Die Böden Mallorcas sind als Verwitterungsprodukt der anstehenden Gesteine, also maßgeblich Kalksandstein und Dolomit, anzusehen. Durch die vorherrschenden hohen Temperaturen und die relativ hohen Niederschlagssummen in den Wintermonaten [vgl. Kapitel 3a)] konnten sich die Böden Mallorcas gut entwickeln: So bildeten sich repräsentativ für den gesamten Mittelmeerraum hauptsächlich rote und braune mediterrane Böden aus, von „denen vor allem der rote mediterrane Boden, die terra rossa, auf Mallorca vorkommt“ (RADLOFF 2005c). Charakteristika dieses Bodentyps sind seine rote Färbung, die auf den hohen Gehalt an Eisenoxiden (Hämatit) zurückzuführen ist, sowie seine Nährstoffarmut. Letzteres liegt primär an dem nur schwach ausgeprägten, nicht sehr humosen, A-Horizont (vgl. ZECH & HINTERMAIER-ERHARD 2002).

d) Klima

Aufgrund seiner Breitenlage herrscht auf Mallorca ein typisch mediterraner Klimacharakter, mit einer jährlichen Durchschnittstemperatur von 15,8 Grad (für die Klimastation Palma de Mallorca), vor (vgl. MÜHR 2007). Das Klima zeichnet sich durch eine außerordentliche Sommertrockenheit und milde, feuchte Herbst- und Wintermonate aus. Es handelt es sich hier also um ein Winterregenklimat (vgl. KLETT SCHULBUCHVERLAG 1993). Das jährliche Niederschlagsregime zeigt ein Maximum, also den Zeitpunkt höchster Niederschlagssummen) im Herbst (insbesondere im Monat Oktober). „Die während dieser Jahreszeit meist als Starkregen und überwiegend [konzentriert] auf wenige Tage (5-6 Tage) fallenden Niederschläge können eine Variabilität von 25% besitzen“ (SCHMITT 1999). Die Ursache der herbstlichen Starkregenereignisse wird maßgeblich durch meridionale Kaltlufteinbrüche aus dem Norden hervorgerufen. Sowohl Starkregenereignisse, als auch die hohe Variabilität der Niederschläge sind typische Merkmale des mediterranen Klimas (vgl. SCHMITT 1999). Über die Wintermonate bis hin zu den Sommermonaten nehmen die Niederschlagssummen stark ab und führen zu einer hochsommerlichen Dürreperiode von Mitte Juli bis in die zweite Augustdekade (vgl. SCHMITT 1999). Jedoch ist Mallorca bis Mitte Juli noch kurzen und im Vergleich zum Herbst weniger starken Kaltlufteinbrüchen, bedingt durch Frontenausläufer aus West- und Mitteleuropa, ausgesetzt (vgl. SCHMITT 1999).

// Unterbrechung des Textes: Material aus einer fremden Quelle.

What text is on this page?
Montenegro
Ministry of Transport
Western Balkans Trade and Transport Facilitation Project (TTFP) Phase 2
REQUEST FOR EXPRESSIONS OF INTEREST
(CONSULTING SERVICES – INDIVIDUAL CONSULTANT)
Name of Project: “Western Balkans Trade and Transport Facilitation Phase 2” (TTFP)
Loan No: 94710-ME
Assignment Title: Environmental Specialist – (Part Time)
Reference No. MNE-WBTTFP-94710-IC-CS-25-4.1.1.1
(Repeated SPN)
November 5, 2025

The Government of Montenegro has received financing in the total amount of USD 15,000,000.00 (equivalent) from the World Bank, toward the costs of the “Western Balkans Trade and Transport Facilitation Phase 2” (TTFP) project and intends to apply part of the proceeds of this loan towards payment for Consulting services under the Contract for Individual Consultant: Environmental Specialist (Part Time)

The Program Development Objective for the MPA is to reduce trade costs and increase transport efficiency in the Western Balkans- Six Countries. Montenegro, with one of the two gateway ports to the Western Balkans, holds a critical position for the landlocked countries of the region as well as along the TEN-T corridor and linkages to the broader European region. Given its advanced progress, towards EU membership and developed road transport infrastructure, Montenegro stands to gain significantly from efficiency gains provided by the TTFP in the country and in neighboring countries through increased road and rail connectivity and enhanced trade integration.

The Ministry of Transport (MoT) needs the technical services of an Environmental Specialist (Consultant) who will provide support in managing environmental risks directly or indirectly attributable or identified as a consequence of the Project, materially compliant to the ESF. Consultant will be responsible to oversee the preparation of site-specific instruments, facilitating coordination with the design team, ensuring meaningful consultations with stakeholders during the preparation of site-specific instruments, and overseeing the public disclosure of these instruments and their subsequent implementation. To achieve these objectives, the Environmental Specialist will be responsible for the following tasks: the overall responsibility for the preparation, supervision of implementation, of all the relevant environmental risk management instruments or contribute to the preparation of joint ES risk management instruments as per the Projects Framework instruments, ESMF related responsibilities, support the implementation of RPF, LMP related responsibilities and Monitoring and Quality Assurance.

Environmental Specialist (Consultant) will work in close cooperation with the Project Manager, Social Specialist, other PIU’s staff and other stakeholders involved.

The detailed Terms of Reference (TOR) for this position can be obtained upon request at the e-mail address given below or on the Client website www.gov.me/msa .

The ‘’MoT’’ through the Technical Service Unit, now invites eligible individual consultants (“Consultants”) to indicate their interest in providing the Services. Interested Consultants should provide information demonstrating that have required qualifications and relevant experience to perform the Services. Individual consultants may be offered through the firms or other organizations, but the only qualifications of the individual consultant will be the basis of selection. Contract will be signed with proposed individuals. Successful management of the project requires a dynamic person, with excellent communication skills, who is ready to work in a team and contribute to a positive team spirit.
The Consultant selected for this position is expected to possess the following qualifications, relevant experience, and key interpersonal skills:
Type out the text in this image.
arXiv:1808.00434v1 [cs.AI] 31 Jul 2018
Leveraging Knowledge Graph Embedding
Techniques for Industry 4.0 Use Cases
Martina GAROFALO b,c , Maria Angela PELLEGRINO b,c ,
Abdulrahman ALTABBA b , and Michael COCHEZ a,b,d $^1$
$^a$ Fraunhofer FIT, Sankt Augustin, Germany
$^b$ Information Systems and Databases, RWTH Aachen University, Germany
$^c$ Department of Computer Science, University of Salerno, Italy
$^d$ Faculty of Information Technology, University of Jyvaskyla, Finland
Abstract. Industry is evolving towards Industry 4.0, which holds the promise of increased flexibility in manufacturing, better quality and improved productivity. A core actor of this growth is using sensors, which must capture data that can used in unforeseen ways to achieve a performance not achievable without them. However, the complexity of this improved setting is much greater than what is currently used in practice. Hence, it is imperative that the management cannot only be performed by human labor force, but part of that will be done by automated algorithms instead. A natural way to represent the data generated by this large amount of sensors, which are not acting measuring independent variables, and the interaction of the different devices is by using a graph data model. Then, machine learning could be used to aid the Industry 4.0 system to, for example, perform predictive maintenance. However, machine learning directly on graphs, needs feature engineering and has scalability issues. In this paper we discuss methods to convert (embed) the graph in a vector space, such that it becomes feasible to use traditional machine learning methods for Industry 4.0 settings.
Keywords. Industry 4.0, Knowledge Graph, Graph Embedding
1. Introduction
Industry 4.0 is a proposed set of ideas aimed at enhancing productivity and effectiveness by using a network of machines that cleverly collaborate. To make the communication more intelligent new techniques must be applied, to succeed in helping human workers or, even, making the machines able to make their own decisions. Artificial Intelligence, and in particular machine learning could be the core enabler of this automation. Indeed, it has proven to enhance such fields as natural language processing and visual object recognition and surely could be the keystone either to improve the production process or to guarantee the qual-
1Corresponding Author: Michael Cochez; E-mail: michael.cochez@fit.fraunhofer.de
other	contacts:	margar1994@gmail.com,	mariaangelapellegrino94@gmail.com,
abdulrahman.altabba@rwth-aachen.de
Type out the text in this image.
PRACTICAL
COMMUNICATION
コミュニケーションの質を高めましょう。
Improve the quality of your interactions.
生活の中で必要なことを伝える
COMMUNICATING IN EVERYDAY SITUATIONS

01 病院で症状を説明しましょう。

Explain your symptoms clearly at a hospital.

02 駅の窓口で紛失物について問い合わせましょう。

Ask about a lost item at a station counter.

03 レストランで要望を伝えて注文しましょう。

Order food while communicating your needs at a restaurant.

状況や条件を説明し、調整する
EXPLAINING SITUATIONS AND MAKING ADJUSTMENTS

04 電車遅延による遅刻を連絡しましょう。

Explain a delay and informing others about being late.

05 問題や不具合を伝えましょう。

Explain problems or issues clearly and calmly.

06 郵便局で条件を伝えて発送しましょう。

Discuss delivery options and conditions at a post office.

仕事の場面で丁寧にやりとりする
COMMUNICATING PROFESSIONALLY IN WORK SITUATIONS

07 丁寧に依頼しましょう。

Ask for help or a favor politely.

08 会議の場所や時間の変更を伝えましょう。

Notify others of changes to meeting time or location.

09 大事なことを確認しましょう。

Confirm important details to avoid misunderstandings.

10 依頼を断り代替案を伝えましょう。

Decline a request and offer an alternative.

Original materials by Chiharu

Neben den jährlichen Variabilitäten erfährt das mallorquinische Klima eine orographische Überprägung. Die bereits unter 3c) beschriebene Serra de Tramuntana erzeugt durch ihre südwest-nordöstliche-Ausrichtung für die kalten und feuchten Luftmassen aus dem Norden eine Barriere, wodurch die Luftmassen zum Aufsteigen gezwungen werden und sich an der Nordseite des Gebirges, der Luvseite, abregnen (Steigungsregen). Im zentralen Teil der Serra de Tramuntana werden so mit 1200mm Niederschlag die höchsten jährlichen Niederschlagssummen erzielt. „Im Lee des Gebirgskammes sinken die niederschlagswerte rasch und deutlich ab und liegen an der Süd- und Südostküste bei etwa 300mm“ (SCHMITT 1999).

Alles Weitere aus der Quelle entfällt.